Di samping itu, jika kita bicara pengamalan
agama dalam tataran ideal, orang yang terzalimi memiliki peluang amal yang
tidak dimiliki orang lain, yaitu memaafkan meski belum dimintai maaf.
Menggunakan cara pandang ini, orang yang sedang dizalimi laiknya orang yang berdiri
di depan pintu amal. Ia memiliki kesempatan yang tidak semua orang punya.
Tergantung ia mau memasukinya atau tidak. Rasulullah bersabda (HR. Imam
al-Thabrani dan Imam Ibnu Abi Dunya):
مَنْ
سَرَّهُ أَنْ يُشْرَفَ لَهُ الْبُنْيَانُ، وَتُرْفَعَ لَهُ الدَّرَجَاتُ
فَلْيَعْفُ عَمَّنْ ظَلَمَهُ، وَلْيُعْطِ مَنْ حَرَمَهُ، وَلْيَصِلْ مَنْ قَطَعَهُ
“Barangsiapa yang ingin dibangunkan baginya
bangunan (di surga), dan diangkat derajatnya, hendaklah ia memaafkan orang yang
menzaliminya, memberi orang yang membakhilinya, dan menyambung silaturahmi pada
orang yang memutuskannya.” (Imam Ibnu Abi Dunya, Makârim al-Akhlâq, h.
332)
Dalam riwayat lain, Rasulullah bersabda (HR.
Imam Ibnu Syahin):
إِذَا
كَانَ يَوْمُ الْقِيَامَةِ يُنَادِي مُنَادٍ فَيَقُولُ: أَيْنَ الْعَافُونَ عَنِ
النَّاسِ؟ هَلُمُّوا إِلَى رَبِّكُمْ خُذُوا أُجُورَكُمْ، وَحَقَّ عَلَى كُلِّ
مُسْلِمٍ إِذَا عَفَا أَنْ يُدْخِلَهُ اللَّهُ الْجَنَّةَ
“Di saat hari kiamat kelak, ada pemanggil
yang (tugasnya) menyeru, lalu ia berkata: 'Di manakah para pemaaf yang
memaafkan orang lain?' Kemarilah menuju Tuhan kalian, ambillah pahala kalian.
Dan (sudah menjadi) hak setiap muslim jika ia memaafkan, Allah akan
memasukkannya ke surga.” (Imam Ibnu Syahin, al-Targhîb fî Fadlâ’il al-A’mâl
wa Tsawâb Dzalik, Beirut: Darul Kutub al-Ilmiyyah, 2004, h. 149)
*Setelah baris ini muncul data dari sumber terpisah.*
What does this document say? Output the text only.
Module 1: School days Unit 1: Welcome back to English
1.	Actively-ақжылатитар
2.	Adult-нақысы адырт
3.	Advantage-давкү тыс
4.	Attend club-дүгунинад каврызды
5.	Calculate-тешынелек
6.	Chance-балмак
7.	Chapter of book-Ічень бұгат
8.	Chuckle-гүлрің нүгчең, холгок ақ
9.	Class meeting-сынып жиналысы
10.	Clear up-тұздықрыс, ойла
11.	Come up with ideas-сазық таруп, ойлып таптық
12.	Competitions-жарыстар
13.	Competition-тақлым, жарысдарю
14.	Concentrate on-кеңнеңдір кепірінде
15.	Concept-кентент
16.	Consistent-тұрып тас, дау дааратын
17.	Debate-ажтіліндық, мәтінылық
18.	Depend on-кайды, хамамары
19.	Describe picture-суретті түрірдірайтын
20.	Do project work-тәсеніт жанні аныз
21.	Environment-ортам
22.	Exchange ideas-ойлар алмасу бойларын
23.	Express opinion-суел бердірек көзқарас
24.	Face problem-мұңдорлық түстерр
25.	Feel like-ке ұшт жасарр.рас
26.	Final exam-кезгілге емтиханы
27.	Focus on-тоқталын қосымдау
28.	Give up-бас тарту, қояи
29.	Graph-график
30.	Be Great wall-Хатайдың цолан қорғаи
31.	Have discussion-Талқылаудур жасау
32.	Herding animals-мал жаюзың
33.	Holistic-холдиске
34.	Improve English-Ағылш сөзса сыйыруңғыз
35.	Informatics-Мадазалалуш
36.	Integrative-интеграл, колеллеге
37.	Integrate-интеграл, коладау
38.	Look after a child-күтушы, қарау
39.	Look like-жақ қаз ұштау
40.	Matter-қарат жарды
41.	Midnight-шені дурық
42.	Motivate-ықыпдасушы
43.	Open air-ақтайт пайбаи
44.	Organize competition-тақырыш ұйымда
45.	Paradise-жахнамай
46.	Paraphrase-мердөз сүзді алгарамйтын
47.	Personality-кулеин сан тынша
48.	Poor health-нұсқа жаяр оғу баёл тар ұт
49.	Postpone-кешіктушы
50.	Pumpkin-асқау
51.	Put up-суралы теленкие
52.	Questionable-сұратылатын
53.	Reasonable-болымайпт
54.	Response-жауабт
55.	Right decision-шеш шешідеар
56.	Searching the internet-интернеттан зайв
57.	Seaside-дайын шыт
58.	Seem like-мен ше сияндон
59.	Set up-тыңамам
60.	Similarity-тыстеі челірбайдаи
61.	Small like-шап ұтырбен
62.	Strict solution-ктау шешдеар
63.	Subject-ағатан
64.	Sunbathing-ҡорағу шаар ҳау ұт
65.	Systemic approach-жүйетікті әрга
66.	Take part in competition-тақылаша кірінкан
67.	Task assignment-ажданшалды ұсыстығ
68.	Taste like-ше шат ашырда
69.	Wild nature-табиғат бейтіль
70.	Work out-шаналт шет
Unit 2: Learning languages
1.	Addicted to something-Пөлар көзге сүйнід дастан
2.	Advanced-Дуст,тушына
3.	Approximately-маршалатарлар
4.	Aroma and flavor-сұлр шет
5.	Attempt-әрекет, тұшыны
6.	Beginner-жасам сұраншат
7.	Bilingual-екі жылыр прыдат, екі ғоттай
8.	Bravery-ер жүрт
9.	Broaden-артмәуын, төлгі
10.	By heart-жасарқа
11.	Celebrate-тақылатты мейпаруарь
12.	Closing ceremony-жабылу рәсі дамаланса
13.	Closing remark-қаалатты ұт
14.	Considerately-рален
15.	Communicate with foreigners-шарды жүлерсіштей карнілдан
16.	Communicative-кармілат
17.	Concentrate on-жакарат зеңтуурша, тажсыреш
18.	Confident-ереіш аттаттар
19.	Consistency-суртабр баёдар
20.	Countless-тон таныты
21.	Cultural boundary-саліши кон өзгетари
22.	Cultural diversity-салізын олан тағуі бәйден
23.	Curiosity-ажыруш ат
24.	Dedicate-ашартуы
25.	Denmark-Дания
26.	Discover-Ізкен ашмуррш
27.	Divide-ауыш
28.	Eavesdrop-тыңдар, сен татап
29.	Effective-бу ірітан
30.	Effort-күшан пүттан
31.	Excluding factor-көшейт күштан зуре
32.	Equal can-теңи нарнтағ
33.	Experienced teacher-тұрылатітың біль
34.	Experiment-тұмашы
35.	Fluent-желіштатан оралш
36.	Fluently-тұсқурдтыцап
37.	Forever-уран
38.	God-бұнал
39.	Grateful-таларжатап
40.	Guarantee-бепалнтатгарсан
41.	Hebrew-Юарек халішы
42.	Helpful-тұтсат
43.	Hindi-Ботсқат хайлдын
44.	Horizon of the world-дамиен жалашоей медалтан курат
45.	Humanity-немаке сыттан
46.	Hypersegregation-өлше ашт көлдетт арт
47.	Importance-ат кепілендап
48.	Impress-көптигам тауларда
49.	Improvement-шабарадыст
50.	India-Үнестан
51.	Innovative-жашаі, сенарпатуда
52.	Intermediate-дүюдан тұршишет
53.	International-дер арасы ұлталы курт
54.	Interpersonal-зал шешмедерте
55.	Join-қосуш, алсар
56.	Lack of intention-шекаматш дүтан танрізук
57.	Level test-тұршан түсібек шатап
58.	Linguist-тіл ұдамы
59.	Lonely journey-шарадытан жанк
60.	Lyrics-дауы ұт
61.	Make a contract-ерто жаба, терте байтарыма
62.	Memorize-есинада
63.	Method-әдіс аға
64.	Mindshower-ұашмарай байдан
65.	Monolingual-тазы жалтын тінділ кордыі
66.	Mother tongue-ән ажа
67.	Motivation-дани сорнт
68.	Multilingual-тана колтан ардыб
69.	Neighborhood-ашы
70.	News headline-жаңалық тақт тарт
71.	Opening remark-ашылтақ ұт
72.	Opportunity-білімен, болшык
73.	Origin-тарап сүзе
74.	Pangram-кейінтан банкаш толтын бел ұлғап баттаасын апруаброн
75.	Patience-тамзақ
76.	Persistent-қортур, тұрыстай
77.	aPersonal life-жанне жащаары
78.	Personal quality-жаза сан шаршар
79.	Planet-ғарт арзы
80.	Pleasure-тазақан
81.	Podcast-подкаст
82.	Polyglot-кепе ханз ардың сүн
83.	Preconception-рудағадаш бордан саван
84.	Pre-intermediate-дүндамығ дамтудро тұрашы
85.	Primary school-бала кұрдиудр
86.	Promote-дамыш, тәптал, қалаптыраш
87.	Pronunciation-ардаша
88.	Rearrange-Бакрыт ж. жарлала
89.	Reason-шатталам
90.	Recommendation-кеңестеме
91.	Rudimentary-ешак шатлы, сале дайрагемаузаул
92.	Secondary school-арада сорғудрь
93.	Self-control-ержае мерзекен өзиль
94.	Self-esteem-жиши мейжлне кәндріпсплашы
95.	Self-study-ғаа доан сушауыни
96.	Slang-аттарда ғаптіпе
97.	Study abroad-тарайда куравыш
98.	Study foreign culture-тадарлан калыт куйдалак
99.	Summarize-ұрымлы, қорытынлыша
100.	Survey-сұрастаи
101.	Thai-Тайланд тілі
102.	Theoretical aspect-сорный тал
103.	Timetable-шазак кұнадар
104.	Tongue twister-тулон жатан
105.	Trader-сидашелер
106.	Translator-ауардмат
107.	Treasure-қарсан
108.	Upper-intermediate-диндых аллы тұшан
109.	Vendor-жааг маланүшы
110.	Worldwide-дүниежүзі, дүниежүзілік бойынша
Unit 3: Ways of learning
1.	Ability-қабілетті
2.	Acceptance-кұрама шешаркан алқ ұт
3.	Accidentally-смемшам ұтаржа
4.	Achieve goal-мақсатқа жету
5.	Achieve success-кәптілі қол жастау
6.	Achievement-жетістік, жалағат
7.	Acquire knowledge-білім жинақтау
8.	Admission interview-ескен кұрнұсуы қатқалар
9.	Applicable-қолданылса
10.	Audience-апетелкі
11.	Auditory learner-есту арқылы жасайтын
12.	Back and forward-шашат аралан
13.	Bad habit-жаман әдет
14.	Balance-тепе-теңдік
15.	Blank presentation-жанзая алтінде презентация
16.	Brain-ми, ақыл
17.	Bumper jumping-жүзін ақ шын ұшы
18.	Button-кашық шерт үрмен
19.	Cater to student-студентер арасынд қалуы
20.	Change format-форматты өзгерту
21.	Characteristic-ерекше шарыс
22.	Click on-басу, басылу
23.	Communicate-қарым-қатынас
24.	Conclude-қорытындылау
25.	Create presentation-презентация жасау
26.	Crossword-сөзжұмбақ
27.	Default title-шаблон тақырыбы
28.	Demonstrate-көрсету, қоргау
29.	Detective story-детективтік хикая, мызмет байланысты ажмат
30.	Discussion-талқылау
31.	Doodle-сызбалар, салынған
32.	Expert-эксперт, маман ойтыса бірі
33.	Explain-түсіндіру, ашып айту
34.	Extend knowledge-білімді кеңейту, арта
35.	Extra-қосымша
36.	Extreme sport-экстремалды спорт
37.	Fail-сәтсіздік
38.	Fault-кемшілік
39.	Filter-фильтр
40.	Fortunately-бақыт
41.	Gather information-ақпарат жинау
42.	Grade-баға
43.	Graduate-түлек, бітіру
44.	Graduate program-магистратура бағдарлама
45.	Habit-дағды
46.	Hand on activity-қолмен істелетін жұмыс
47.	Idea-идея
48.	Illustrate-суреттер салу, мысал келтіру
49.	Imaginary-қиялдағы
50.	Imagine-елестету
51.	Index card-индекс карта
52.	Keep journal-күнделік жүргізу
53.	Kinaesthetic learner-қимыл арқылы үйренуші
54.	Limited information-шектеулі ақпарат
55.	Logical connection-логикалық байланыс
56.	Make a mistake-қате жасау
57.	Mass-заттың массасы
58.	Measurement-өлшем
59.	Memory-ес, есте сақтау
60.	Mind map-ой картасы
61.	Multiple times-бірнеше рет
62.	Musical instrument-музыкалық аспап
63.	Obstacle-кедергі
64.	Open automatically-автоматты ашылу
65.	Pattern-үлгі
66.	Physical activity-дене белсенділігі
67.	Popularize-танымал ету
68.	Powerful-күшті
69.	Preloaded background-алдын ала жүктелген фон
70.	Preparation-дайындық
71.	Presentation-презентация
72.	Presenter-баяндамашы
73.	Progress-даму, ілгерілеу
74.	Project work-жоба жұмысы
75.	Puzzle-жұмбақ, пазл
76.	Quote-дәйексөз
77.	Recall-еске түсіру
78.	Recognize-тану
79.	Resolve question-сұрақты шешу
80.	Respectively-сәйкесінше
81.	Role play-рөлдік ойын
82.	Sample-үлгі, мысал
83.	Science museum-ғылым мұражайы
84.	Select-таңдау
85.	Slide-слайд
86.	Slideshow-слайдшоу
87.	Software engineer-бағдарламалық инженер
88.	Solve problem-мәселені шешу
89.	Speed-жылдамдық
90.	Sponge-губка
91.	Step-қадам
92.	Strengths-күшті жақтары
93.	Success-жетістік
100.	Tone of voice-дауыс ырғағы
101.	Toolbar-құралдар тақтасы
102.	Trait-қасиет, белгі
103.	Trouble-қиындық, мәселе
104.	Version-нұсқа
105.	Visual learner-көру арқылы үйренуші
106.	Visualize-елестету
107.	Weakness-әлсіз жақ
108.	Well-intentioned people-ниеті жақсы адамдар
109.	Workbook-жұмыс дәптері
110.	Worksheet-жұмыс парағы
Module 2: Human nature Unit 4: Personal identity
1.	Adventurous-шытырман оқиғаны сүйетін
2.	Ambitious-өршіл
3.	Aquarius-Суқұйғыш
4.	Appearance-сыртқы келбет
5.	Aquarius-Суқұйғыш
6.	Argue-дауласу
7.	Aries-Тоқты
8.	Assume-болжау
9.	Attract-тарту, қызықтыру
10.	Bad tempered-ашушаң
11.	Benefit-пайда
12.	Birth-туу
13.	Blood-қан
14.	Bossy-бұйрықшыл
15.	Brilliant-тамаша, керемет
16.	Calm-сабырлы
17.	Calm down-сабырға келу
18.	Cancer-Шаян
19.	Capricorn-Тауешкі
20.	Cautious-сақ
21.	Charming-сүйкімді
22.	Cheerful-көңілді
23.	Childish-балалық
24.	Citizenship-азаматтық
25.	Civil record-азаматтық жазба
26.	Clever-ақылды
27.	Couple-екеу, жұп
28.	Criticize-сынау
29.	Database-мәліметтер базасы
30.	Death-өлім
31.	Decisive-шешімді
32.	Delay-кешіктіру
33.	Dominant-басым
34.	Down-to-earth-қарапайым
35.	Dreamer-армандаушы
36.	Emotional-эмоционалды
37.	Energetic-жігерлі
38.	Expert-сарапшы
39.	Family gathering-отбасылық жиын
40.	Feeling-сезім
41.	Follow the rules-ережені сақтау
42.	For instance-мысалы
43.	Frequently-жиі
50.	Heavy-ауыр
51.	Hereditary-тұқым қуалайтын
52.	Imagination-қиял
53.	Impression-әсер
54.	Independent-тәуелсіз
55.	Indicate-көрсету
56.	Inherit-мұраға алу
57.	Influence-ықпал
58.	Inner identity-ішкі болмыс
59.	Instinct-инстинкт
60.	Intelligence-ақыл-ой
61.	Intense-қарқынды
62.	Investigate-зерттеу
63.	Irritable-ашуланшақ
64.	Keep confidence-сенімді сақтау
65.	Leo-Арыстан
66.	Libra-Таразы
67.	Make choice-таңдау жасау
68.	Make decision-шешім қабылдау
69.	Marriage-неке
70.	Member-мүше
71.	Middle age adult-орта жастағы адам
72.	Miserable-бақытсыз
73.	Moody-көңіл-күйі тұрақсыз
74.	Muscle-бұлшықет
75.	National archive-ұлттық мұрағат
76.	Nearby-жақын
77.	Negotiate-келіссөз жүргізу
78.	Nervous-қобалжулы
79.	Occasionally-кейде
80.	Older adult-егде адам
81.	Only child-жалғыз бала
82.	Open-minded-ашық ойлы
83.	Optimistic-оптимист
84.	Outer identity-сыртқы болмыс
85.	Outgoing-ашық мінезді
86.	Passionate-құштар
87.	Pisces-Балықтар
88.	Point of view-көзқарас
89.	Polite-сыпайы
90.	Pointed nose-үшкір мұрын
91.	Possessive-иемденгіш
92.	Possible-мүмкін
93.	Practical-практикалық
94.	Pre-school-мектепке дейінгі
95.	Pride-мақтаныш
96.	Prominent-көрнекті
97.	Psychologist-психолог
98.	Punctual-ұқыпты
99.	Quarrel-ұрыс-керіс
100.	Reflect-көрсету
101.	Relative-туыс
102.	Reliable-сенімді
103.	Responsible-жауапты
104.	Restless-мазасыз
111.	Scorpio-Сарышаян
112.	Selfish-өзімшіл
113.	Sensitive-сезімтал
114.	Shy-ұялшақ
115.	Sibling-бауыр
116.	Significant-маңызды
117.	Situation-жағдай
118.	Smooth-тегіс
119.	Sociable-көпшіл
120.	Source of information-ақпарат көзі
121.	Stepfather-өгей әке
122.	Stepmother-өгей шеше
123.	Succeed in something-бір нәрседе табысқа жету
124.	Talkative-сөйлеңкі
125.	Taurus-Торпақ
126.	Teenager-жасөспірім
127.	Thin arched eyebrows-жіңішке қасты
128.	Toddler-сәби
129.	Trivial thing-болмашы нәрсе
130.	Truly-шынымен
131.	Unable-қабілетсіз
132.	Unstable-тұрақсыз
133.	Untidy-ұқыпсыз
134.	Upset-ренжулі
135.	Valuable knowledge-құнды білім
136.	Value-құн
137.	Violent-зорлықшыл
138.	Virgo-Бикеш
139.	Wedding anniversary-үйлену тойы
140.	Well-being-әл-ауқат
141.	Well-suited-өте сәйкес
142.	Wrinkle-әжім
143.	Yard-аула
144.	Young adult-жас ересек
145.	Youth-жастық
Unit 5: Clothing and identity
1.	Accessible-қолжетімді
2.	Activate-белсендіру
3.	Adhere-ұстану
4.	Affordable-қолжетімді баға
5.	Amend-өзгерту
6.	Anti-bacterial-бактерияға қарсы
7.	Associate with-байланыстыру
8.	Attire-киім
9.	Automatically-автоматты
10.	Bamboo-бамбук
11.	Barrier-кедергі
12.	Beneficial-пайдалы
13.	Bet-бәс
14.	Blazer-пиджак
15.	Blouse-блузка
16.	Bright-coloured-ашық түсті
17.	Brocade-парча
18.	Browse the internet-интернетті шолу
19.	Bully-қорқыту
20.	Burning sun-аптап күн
Artinya, kita memiliki pilihan ketika
dizalimi, mengadukannya kepada Allah dengan berdoa, atau memberi maaf. Semuanya
berada di tangan kita. Yang terpenting adalah, kita harus menghindari cacian,
makian, dan celaan dalam menjalankannya. Sebelum membuat pilihan, kiranya perlu
kita renungkan peringatan Rasulullah shallallahu ‘alaihi wasallam berikut
ini (HR. Imam al-Tirmidzi):
لَيْس
المؤمِنُ بِالطَّعَّانِ، ولا اللَّعَّانِ ولا الفَاحِشِ، ولا البذِيِّ
“Bukanlah orang yang beriman, (karena) sebab
kesukaannya mencela (orang lain), melaknat (orang lain), berbuat keji, dan
berkata kotor.”
Semoga kita terselamatkan dari kebencian yang
membabi buta. Amin. Wallahu a’lam bish shawwab. []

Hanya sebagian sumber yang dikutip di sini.